先を読む頭脳(羽生善治・伊藤毅志・松原仁)を読んでいる

先を読む頭脳 (新潮文庫)

先を読む頭脳 (新潮文庫)

▼▼最近は『先を読む頭脳』を読んでいる。将棋名人の脳内を読み取ろうとした記録、とか言えるだろう。認知科学的な将棋名人分析だ。将棋ってよいなー、と思えた。基本的には囲碁を好んでいるところもあって、なので、囲碁と違う要素で、楽しそうだなー、って思えるところを考えていた。観察していた。現時点までで二つ見つけてみた。
▼▼愉快要素の一つ目は、時間配分意識の違い、で、微妙に粗雑な話になるけど、将棋は駒の再利用が可能なこともあって、動かせる駒が減りにくくて、状況を固めにくくて、なので、収束に「向かわない」状況が多少は構築しやすい──しやすいから、戦略面において「終盤で読む時間が足りなくなる」って意識ではなくて、終盤戦までの距離が遠くてだから時間が要る、って可能性を踏まえておかないと駄目なこと。終盤の混乱はあるにせよ混乱の種類の違い、って言えるかな。距離感の違いみたいなものを感じた。
▼▼愉快要素の二つ目は、完璧に対する意識の違い、なんて言えて──なんていうか、将棋だと「動かさないこと」が最善策だと想像できる完璧な布陣ができあがった中で「けど動かさないと駄目」って状況が意外と数多くありえてしまうこと、で、なんていう判断が意外と要されるようであった。違いとしては「何処なら崩してよいか?っていう判断が出てきてしまう」とか言えるだろう。囲碁の捨て石あたりとは似ているようで違う意識ではないかと思う。似ていると言えるかも怪しいかなー。いずれにせよ独特だと感じた。

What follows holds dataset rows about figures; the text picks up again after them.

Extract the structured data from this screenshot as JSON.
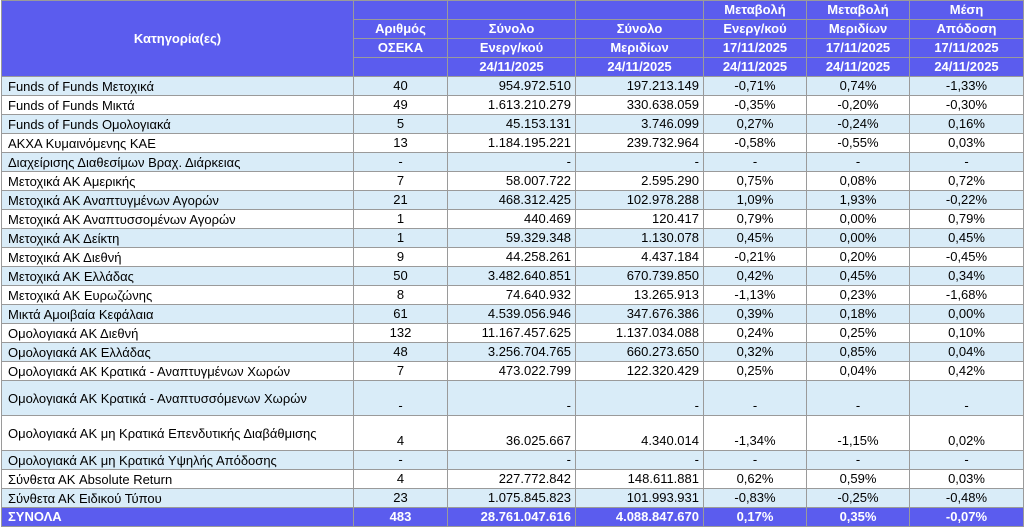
{
  "headers": {
    "category": "Κατηγορία(ες)",
    "col1": [
      "Αριθμός",
      "ΟΣΕΚΑ",
      ""
    ],
    "col2": [
      "Σύνολο",
      "Ενεργ/κού",
      "24/11/2025"
    ],
    "col3": [
      "Σύνολο",
      "Μεριδίων",
      "24/11/2025"
    ],
    "col4": [
      "Μεταβολή",
      "Ενεργ/κού",
      "17/11/2025",
      "24/11/2025"
    ],
    "col5": [
      "Μεταβολή",
      "Μεριδίων",
      "17/11/2025",
      "24/11/2025"
    ],
    "col6": [
      "Μέση",
      "Απόδοση",
      "17/11/2025",
      "24/11/2025"
    ]
  },
  "rows": [
    {
      "name": "Funds of Funds Μετοχικά",
      "count": "40",
      "assets": "954.972.510",
      "units": "197.213.149",
      "chg_assets": "-0,71%",
      "chg_units": "0,74%",
      "ret": "-1,33%"
    },
    {
      "name": "Funds of Funds Μικτά",
      "count": "49",
      "assets": "1.613.210.279",
      "units": "330.638.059",
      "chg_assets": "-0,35%",
      "chg_units": "-0,20%",
      "ret": "-0,30%"
    },
    {
      "name": "Funds of Funds Ομολογιακά",
      "count": "5",
      "assets": "45.153.131",
      "units": "3.746.099",
      "chg_assets": "0,27%",
      "chg_units": "-0,24%",
      "ret": "0,16%"
    },
    {
      "name": "ΑΚΧΑ Κυμαινόμενης ΚΑΕ",
      "count": "13",
      "assets": "1.184.195.221",
      "units": "239.732.964",
      "chg_assets": "-0,58%",
      "chg_units": "-0,55%",
      "ret": "0,03%"
    },
    {
      "name": "Διαχείρισης Διαθεσίμων Βραχ. Διάρκειας",
      "count": "-",
      "assets": "-",
      "units": "-",
      "chg_assets": "-",
      "chg_units": "-",
      "ret": "-"
    },
    {
      "name": "Μετοχικά ΑΚ Αμερικής",
      "count": "7",
      "assets": "58.007.722",
      "units": "2.595.290",
      "chg_assets": "0,75%",
      "chg_units": "0,08%",
      "ret": "0,72%"
    },
    {
      "name": "Μετοχικά ΑΚ Αναπτυγμένων Αγορών",
      "count": "21",
      "assets": "468.312.425",
      "units": "102.978.288",
      "chg_assets": "1,09%",
      "chg_units": "1,93%",
      "ret": "-0,22%"
    },
    {
      "name": "Μετοχικά ΑΚ Αναπτυσσομένων Αγορών",
      "count": "1",
      "assets": "440.469",
      "units": "120.417",
      "chg_assets": "0,79%",
      "chg_units": "0,00%",
      "ret": "0,79%"
    },
    {
      "name": "Μετοχικά ΑΚ Δείκτη",
      "count": "1",
      "assets": "59.329.348",
      "units": "1.130.078",
      "chg_assets": "0,45%",
      "chg_units": "0,00%",
      "ret": "0,45%"
    },
    {
      "name": "Μετοχικά ΑΚ Διεθνή",
      "count": "9",
      "assets": "44.258.261",
      "units": "4.437.184",
      "chg_assets": "-0,21%",
      "chg_units": "0,20%",
      "ret": "-0,45%"
    },
    {
      "name": "Μετοχικά ΑΚ Ελλάδας",
      "count": "50",
      "assets": "3.482.640.851",
      "units": "670.739.850",
      "chg_assets": "0,42%",
      "chg_units": "0,45%",
      "ret": "0,34%"
    },
    {
      "name": "Μετοχικά ΑΚ Ευρωζώνης",
      "count": "8",
      "assets": "74.640.932",
      "units": "13.265.913",
      "chg_assets": "-1,13%",
      "chg_units": "0,23%",
      "ret": "-1,68%"
    },
    {
      "name": "Μικτά Αμοιβαία Κεφάλαια",
      "count": "61",
      "assets": "4.539.056.946",
      "units": "347.676.386",
      "chg_assets": "0,39%",
      "chg_units": "0,18%",
      "ret": "0,00%"
    },
    {
      "name": "Ομολογιακά ΑΚ Διεθνή",
      "count": "132",
      "assets": "11.167.457.625",
      "units": "1.137.034.088",
      "chg_assets": "0,24%",
      "chg_units": "0,25%",
      "ret": "0,10%"
    },
    {
      "name": "Ομολογιακά ΑΚ Ελλάδας",
      "count": "48",
      "assets": "3.256.704.765",
      "units": "660.273.650",
      "chg_assets": "0,32%",
      "chg_units": "0,85%",
      "ret": "0,04%"
    },
    {
      "name": "Ομολογιακά ΑΚ Κρατικά - Αναπτυγμένων Χωρών",
      "count": "7",
      "assets": "473.022.799",
      "units": "122.320.429",
      "chg_assets": "0,25%",
      "chg_units": "0,04%",
      "ret": "0,42%"
    },
    {
      "name": "Ομολογιακά ΑΚ Κρατικά - Αναπτυσσόμενων Χωρών",
      "count": "-",
      "assets": "-",
      "units": "-",
      "chg_assets": "-",
      "chg_units": "-",
      "ret": "-",
      "wrap": true
    },
    {
      "name": "Ομολογιακά ΑΚ μη Κρατικά Επενδυτικής Διαβάθμισης",
      "count": "4",
      "assets": "36.025.667",
      "units": "4.340.014",
      "chg_assets": "-1,34%",
      "chg_units": "-1,15%",
      "ret": "0,02%",
      "wrap": true
    },
    {
      "name": "Ομολογιακά ΑΚ μη Κρατικά Υψηλής Απόδοσης",
      "count": "-",
      "assets": "-",
      "units": "-",
      "chg_assets": "-",
      "chg_units": "-",
      "ret": "-"
    },
    {
      "name": "Σύνθετα ΑΚ Absolute Return",
      "count": "4",
      "assets": "227.772.842",
      "units": "148.611.881",
      "chg_assets": "0,62%",
      "chg_units": "0,59%",
      "ret": "0,03%"
    },
    {
      "name": "Σύνθετα ΑΚ Ειδικού Τύπου",
      "count": "23",
      "assets": "1.075.845.823",
      "units": "101.993.931",
      "chg_assets": "-0,83%",
      "chg_units": "-0,25%",
      "ret": "-0,48%"
    }
  ],
  "totals": {
    "name": "ΣΥΝΟΛΑ",
    "count": "483",
    "assets": "28.761.047.616",
    "units": "4.088.847.670",
    "chg_assets": "0,17%",
    "chg_units": "0,35%",
    "ret": "-0,07%"
  },
  "colors": {
    "header_bg": "#5b5cee",
    "alt_row_bg": "#d9ecf8",
    "border": "#9a9a9a"
  }
}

▼▼囲碁なら、収束に向かわない戦いは実現が意外と難しくて──盤上的な長引かせが難しいので、収束を基本として見なせる、し、置かないことが最善である場面や状況や布陣なんていうのもほぼありえないので、比較対象が「次手案」同士になり、次の手をおおむね「プラス」として見なしうる。駒の潰し合いというよりは場の奪い合いだからだ。という差異があるようだな、と考えていた。楽しいな、と改めて感じていた。

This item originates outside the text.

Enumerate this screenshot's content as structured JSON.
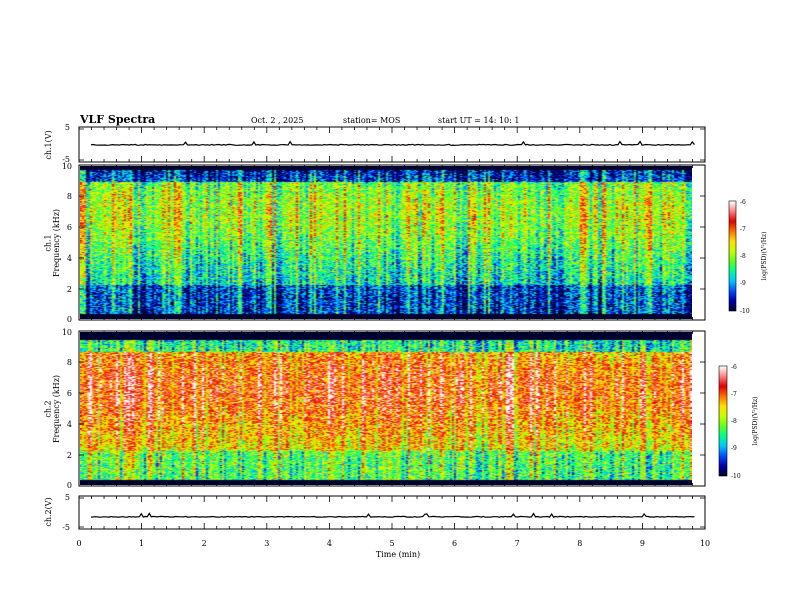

▼▼終わりが踏まえやすい戦い、と、終わりの見通しにくい戦い、があって――完璧を壊しながらの戦い、と、完璧なんてない戦い、がある。当然ながら脳裡の試行錯誤は別のものになってしまう。なってしまうってことが心底楽しいよなー、って考えていた。
▼▼複数の思考型がある。ありうる。なので、選ぶことが可能です、という事実をかなり好んでいるようだ。困ったら切り替えや組み替えが可能である、ってことが嬉しいのかもしれない。可能性が拓けていることに歓びを感じているようなところはある。